Mannophryne herminae
- Conservation status: Near Threatened (IUCN 3.1)

Scientific classification
- Kingdom: Animalia
- Phylum: Chordata
- Class: Amphibia
- Order: Anura
- Family: Aromobatidae
- Genus: Mannophryne
- Species: M. herminae
- Binomial name: Mannophryne herminae (Boettger, 1893)
- Synonyms: Prostherapis herminae Boettger, 1893; Colostethus herminae Edwards, 1971; Colostethus trinitatus herminae Rivero, 1984; Mannophryne herminae La Marca, 1994;

= Mannophryne herminae =

- Authority: (Boettger, 1893)
- Conservation status: NT
- Synonyms: Prostherapis herminae Boettger, 1893, Colostethus herminae Edwards, 1971, Colostethus trinitatus herminae Rivero, 1984, Mannophryne herminae La Marca, 1994

Species of frog

Mannophryne herminae is a species of frog in the family Aromobatidae. It is endemic to Venezuela.

==Habitat==
This diurnal frog lives near narrow streams that run through in forests on mountains and in lowlands.

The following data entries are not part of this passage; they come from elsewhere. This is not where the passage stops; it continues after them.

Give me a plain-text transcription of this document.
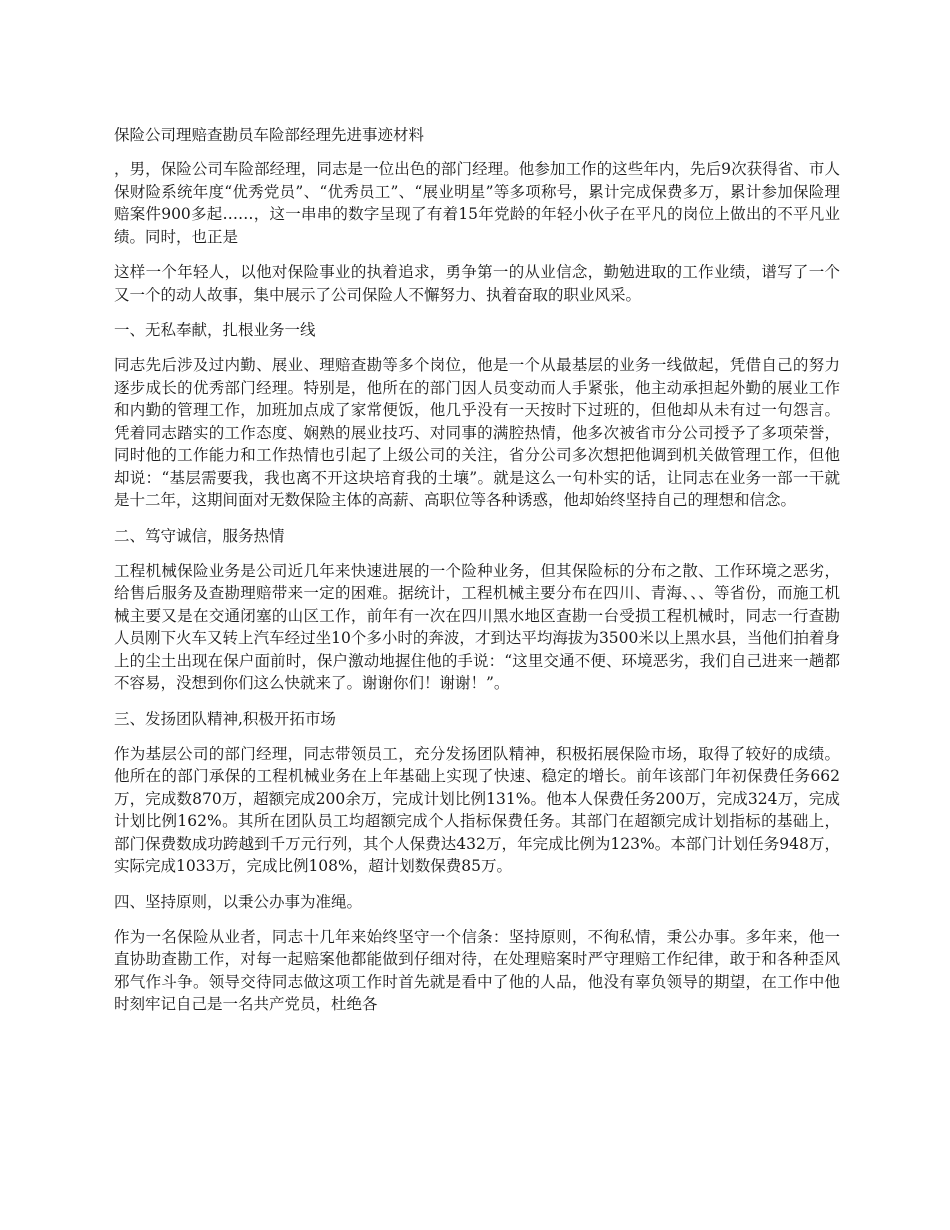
保险公司理赔查勘员车险部经理先进事迹材料

，男，保险公司车险部经理，同志是一位出色的部门经理。他参加工作的这些年内，先后9次获得省、市人保财险系统年度“优秀党员”、“优秀员工”、“展业明星”等多项称号，累计完成保费多万，累计参加保险理赔案件900多起……，这一串串的数字呈现了有着15年党龄的年轻小伙子在平凡的岗位上做出的不平凡业绩。同时，也正是

这样一个年轻人，以他对保险事业的执着追求，勇争第一的从业信念，勤勉进取的工作业绩，谱写了一个又一个的动人故事，集中展示了公司保险人不懈努力、执着奋取的职业风采。

一、无私奉献，扎根业务一线

同志先后涉及过内勤、展业、理赔查勘等多个岗位，他是一个从最基层的业务一线做起，凭借自己的努力逐步成长的优秀部门经理。特别是，他所在的部门因人员变动而人手紧张，他主动承担起外勤的展业工作和内勤的管理工作，加班加点成了家常便饭，他几乎没有一天按时下过班的，但他却从未有过一句怨言。凭着同志踏实的工作态度、娴熟的展业技巧、对同事的满腔热情，他多次被省市分公司授予了多项荣誉，同时他的工作能力和工作热情也引起了上级公司的关注，省分公司多次想把他调到机关做管理工作，但他却说：“基层需要我，我也离不开这块培育我的土壤”。就是这么一句朴实的话，让同志在业务一部一干就是十二年，这期间面对无数保险主体的高薪、高职位等各种诱惑，他却始终坚持自己的理想和信念。

二、笃守诚信，服务热情

工程机械保险业务是公司近几年来快速进展的一个险种业务，但其保险标的分布之散、工作环境之恶劣，给售后服务及查勘理赔带来一定的困难。据统计，工程机械主要分布在四川、青海、、、等省份，而施工机械主要又是在交通闭塞的山区工作，前年有一次在四川黑水地区查勘一台受损工程机械时，同志一行查勘人员刚下火车又转上汽车经过坐10个多小时的奔波，才到达平均海拔为3500米以上黑水县，当他们拍着身上的尘土出现在保户面前时，保户激动地握住他的手说：“这里交通不便、环境恶劣，我们自己进来一趟都不容易，没想到你们这么快就来了。谢谢你们！谢谢！”。

三、发扬团队精神,积极开拓市场

作为基层公司的部门经理，同志带领员工，充分发扬团队精神，积极拓展保险市场，取得了较好的成绩。他所在的部门承保的工程机械业务在上年基础上实现了快速、稳定的增长。前年该部门年初保费任务662万，完成数870万，超额完成200余万，完成计划比例131%。他本人保费任务200万，完成324万，完成计划比例162%。其所在团队员工均超额完成个人指标保费任务。其部门在超额完成计划指标的基础上，部门保费数成功跨越到千万元行列，其个人保费达432万，年完成比例为123%。本部门计划任务948万，实际完成1033万，完成比例108%，超计划数保费85万。

四、坚持原则，以秉公办事为准绳。

作为一名保险从业者，同志十几年来始终坚守一个信条：坚持原则，不徇私情，秉公办事。多年来，他一直协助查勘工作，对每一起赔案他都能做到仔细对待，在处理赔案时严守理赔工作纪律，敢于和各种歪风邪气作斗争。领导交待同志做这项工作时首先就是看中了他的人品，他没有辜负领导的期望，在工作中他时刻牢记自己是一名共产党员，杜绝各
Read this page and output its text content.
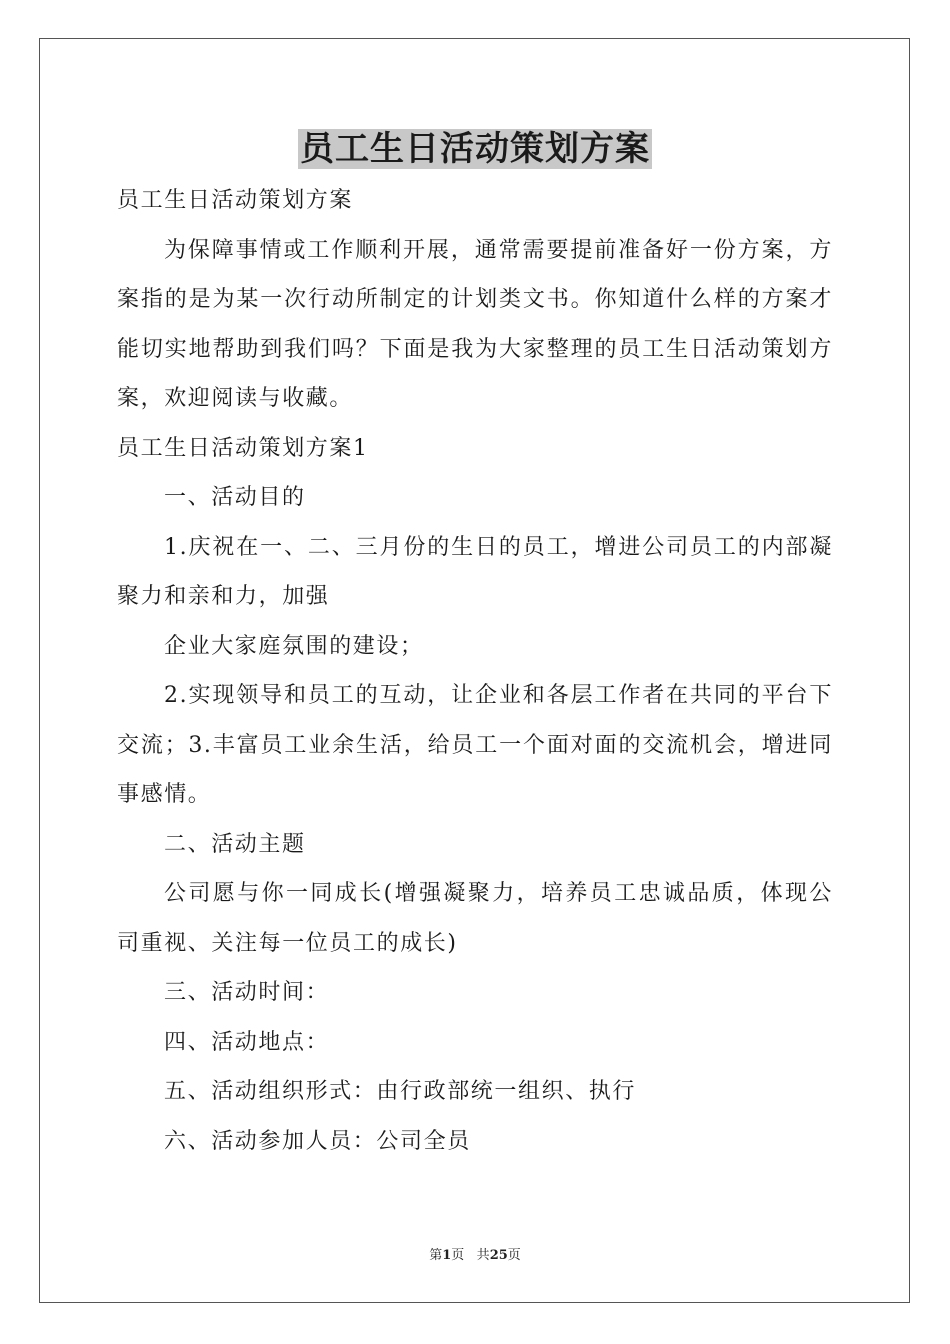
员工生日活动策划方案

员工生日活动策划方案

为保障事情或工作顺利开展，通常需要提前准备好一份方案，方案指的是为某一次行动所制定的计划类文书。你知道什么样的方案才能切实地帮助到我们吗？下面是我为大家整理的员工生日活动策划方案，欢迎阅读与收藏。

员工生日活动策划方案1

一、活动目的

1.庆祝在一、二、三月份的生日的员工，增进公司员工的内部凝聚力和亲和力，加强

企业大家庭氛围的建设；

2.实现领导和员工的互动，让企业和各层工作者在共同的平台下交流；3.丰富员工业余生活，给员工一个面对面的交流机会，增进同事感情。

二、活动主题

公司愿与你一同成长(增强凝聚力，培养员工忠诚品质，体现公司重视、关注每一位员工的成长)

三、活动时间：

四、活动地点：

五、活动组织形式：由行政部统一组织、执行

六、活动参加人员：公司全员

第1页 共25页
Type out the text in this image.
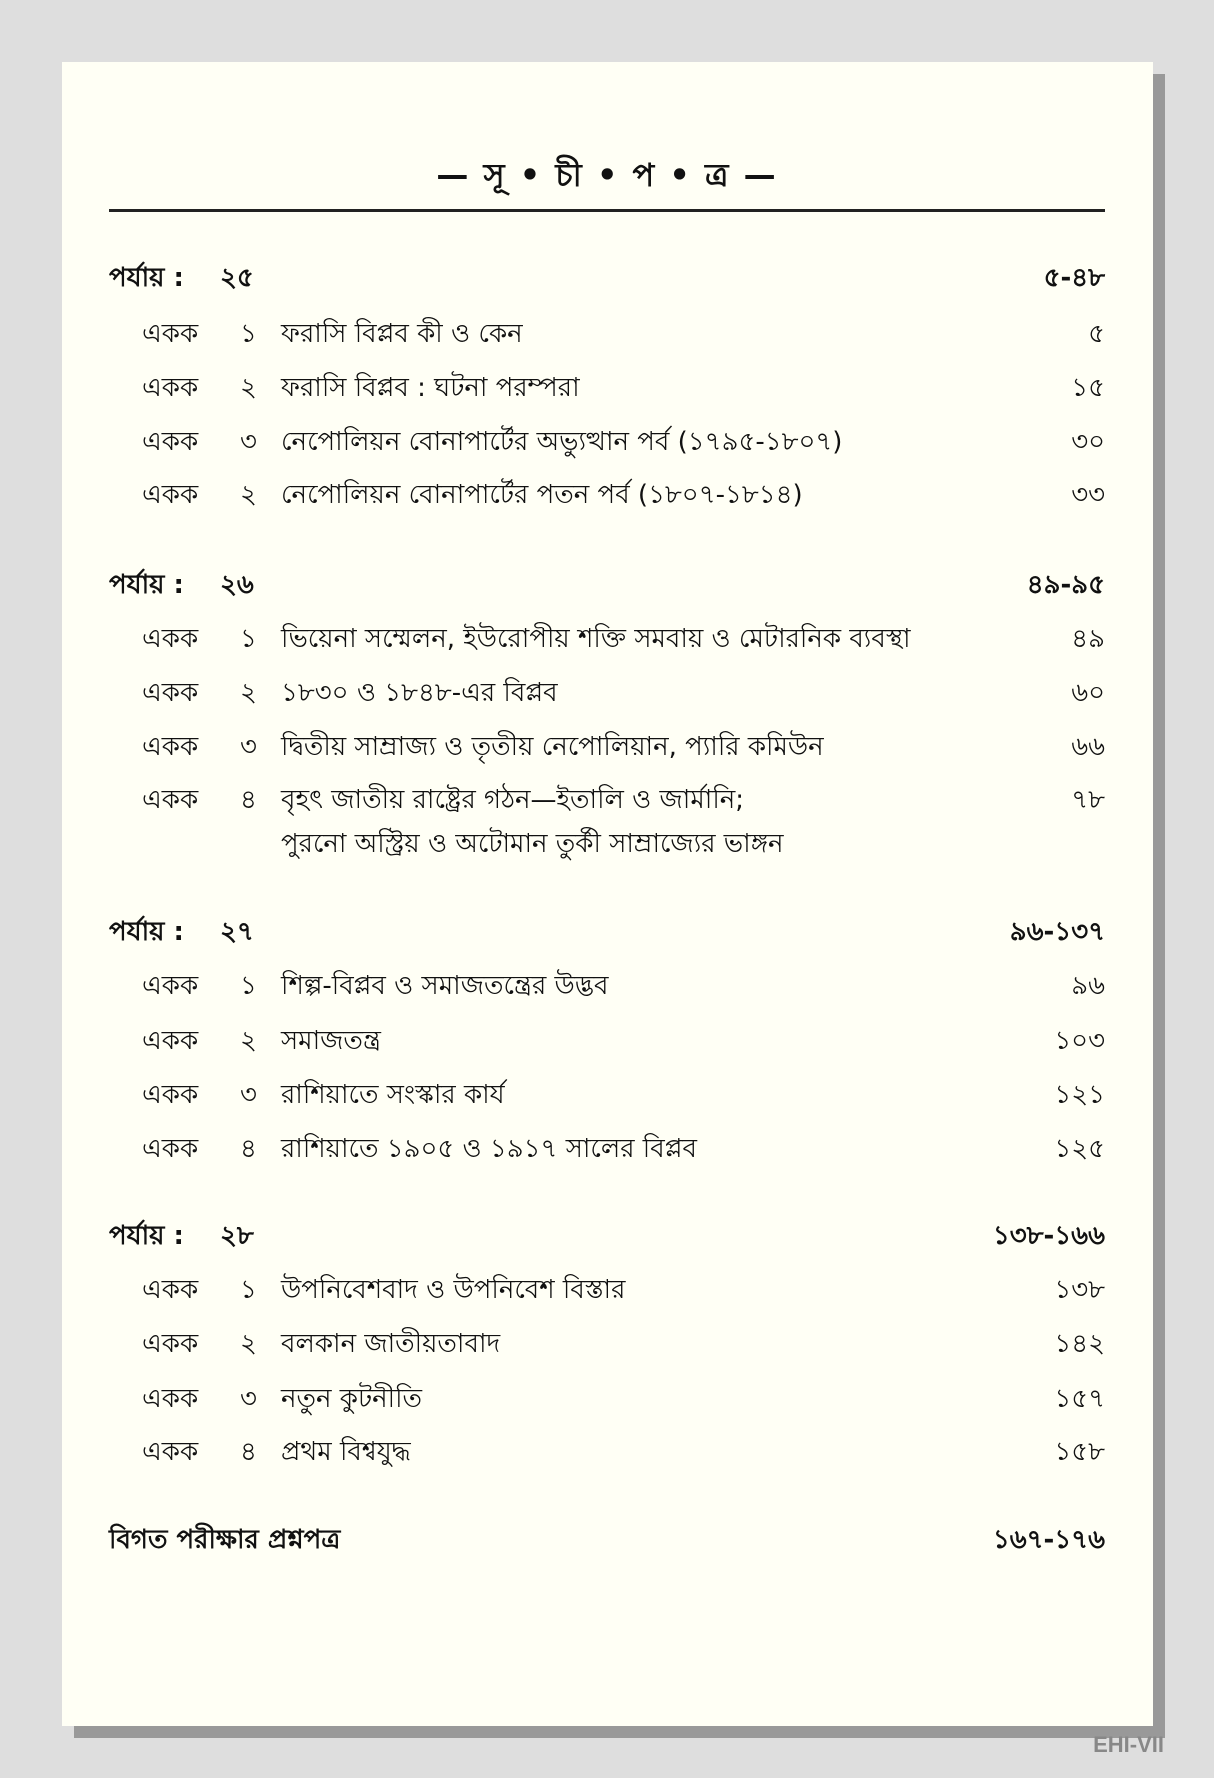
— সূ • চী • প • ত্র —
পর্যায় : ২৫	৫-৪৮
একক ১ ফরাসি বিপ্লব কী ও কেন	৫
একক ২ ফরাসি বিপ্লব : ঘটনা পরম্পরা	১৫
একক ৩ নেপোলিয়ন বোনাপার্টের অভ্যুত্থান পর্ব (১৭৯৫-১৮০৭)	৩০
একক ২ নেপোলিয়ন বোনাপার্টের পতন পর্ব (১৮০৭-১৮১৪)	৩৩
পর্যায় : ২৬	৪৯-৯৫
একক ১ ভিয়েনা সম্মেলন, ইউরোপীয় শক্তি সমবায় ও মেটারনিক ব্যবস্থা	৪৯
একক ২ ১৮৩০ ও ১৮৪৮-এর বিপ্লব	৬০
একক ৩ দ্বিতীয় সাম্রাজ্য ও তৃতীয় নেপোলিয়ান, প্যারি কমিউন	৬৬
একক ৪ বৃহৎ জাতীয় রাষ্ট্রের গঠন—ইতালি ও জার্মানি;	৭৮
পুরনো অস্ট্রিয় ও অটোমান তুর্কী সাম্রাজ্যের ভাঙ্গন
পর্যায় : ২৭	৯৬-১৩৭
একক ১ শিল্প-বিপ্লব ও সমাজতন্ত্রের উদ্ভব	৯৬
একক ২ সমাজতন্ত্র	১০৩
একক ৩ রাশিয়াতে সংস্কার কার্য	১২১
একক ৪ রাশিয়াতে ১৯০৫ ও ১৯১৭ সালের বিপ্লব	১২৫
পর্যায় : ২৮	১৩৮-১৬৬
একক ১ উপনিবেশবাদ ও উপনিবেশ বিস্তার	১৩৮
একক ২ বলকান জাতীয়তাবাদ	১৪২
একক ৩ নতুন কুটনীতি	১৫৭
একক ৪ প্রথম বিশ্বযুদ্ধ	১৫৮
বিগত পরীক্ষার প্রশ্নপত্র	১৬৭-১৭৬
EHI-VII
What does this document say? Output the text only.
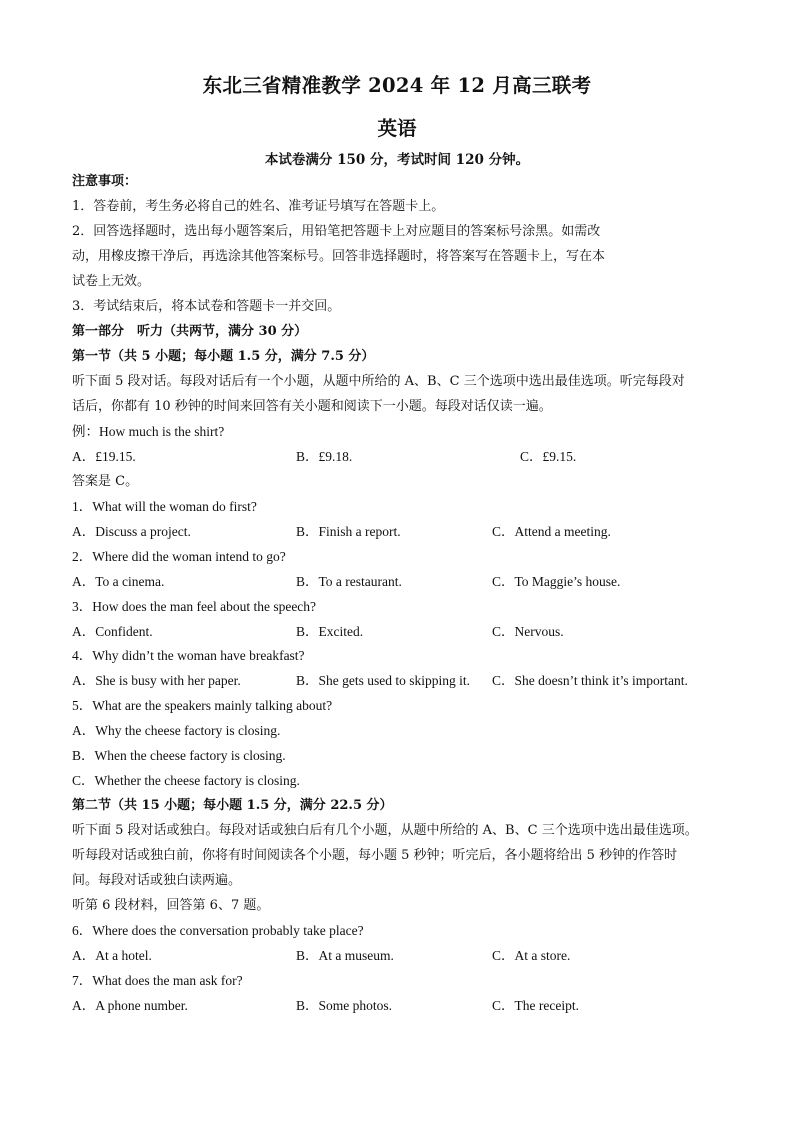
东北三省精准教学 2024 年 12 月高三联考
英语
本试卷满分 150 分，考试时间 120 分钟。
注意事项：
1．答卷前，考生务必将自己的姓名、准考证号填写在答题卡上。
2．回答选择题时，选出每小题答案后，用铅笔把答题卡上对应题目的答案标号涂黑。如需改
动，用橡皮擦干净后，再选涂其他答案标号。回答非选择题时，将答案写在答题卡上，写在本
试卷上无效。
3．考试结束后，将本试卷和答题卡一并交回。
第一部分　听力（共两节，满分 30 分）
第一节（共 5 小题；每小题 1.5 分，满分 7.5 分）
听下面 5 段对话。每段对话后有一个小题，从题中所给的 A、B、C 三个选项中选出最佳选项。听完每段对
话后，你都有 10 秒钟的时间来回答有关小题和阅读下一小题。每段对话仅读一遍。
例：How much is the shirt?
A．£19.15.	B．£9.18.	C．£9.15.
答案是 C。
1．What will the woman do first?
A．Discuss a project.	B．Finish a report.	C．Attend a meeting.
2．Where did the woman intend to go?
A．To a cinema.	B．To a restaurant.	C．To Maggie’s house.
3．How does the man feel about the speech?
A．Confident.	B．Excited.	C．Nervous.
4．Why didn’t the woman have breakfast?
A．She is busy with her paper.	B．She gets used to skipping it. C．She doesn’t think it’s important.
5．What are the speakers mainly talking about?
A．Why the cheese factory is closing.
B．When the cheese factory is closing.
C．Whether the cheese factory is closing.
第二节（共 15 小题；每小题 1.5 分，满分 22.5 分）
听下面 5 段对话或独白。每段对话或独白后有几个小题，从题中所给的 A、B、C 三个选项中选出最佳选项。
听每段对话或独白前，你将有时间阅读各个小题，每小题 5 秒钟；听完后，各小题将给出 5 秒钟的作答时
间。每段对话或独白读两遍。
听第 6 段材料，回答第 6、7 题。
6．Where does the conversation probably take place?
A．At a hotel.	B．At a museum.	C．At a store.
7．What does the man ask for?
A．A phone number.	B．Some photos.	C．The receipt.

It can survive in primary forest, secondary forest, and on coffee and cocoa plantations that have sufficient shade. Scientists have seen the frog between 0 and 1200 meters above sea level.

There are two national parks in the frog's range: San Esteban National Park and Henri Pittier National Park.

==Reproduction==
The male frogs perch on rocks near streams and call to the female frogs. The female frogs exhibit some territorial behavior. The female frogs lay eggs in the leaf litter near streams. After the eggs hatch, the male frogs carry the tadpoles to ponds in the streams.

==Threats==
Mannophryne herminae is classified as Near Threatened (NT) on both the IUCN Red List and Venezuelan Fauna Red List. It is threatened by habitat loss associated with human-set fires, unrestricted tourism, and forest conversion to agriculture and urban areas. Venezuela does not always enforce the laws that it has in place to protect these forests.

Scientists have reported the fungus Batrachochytrium dendrobatidis in the area but surveys did produce any infected Mannophyrne herminae. Scientists believe the frog might have some resistance to the fungal disease chytridiomycosis.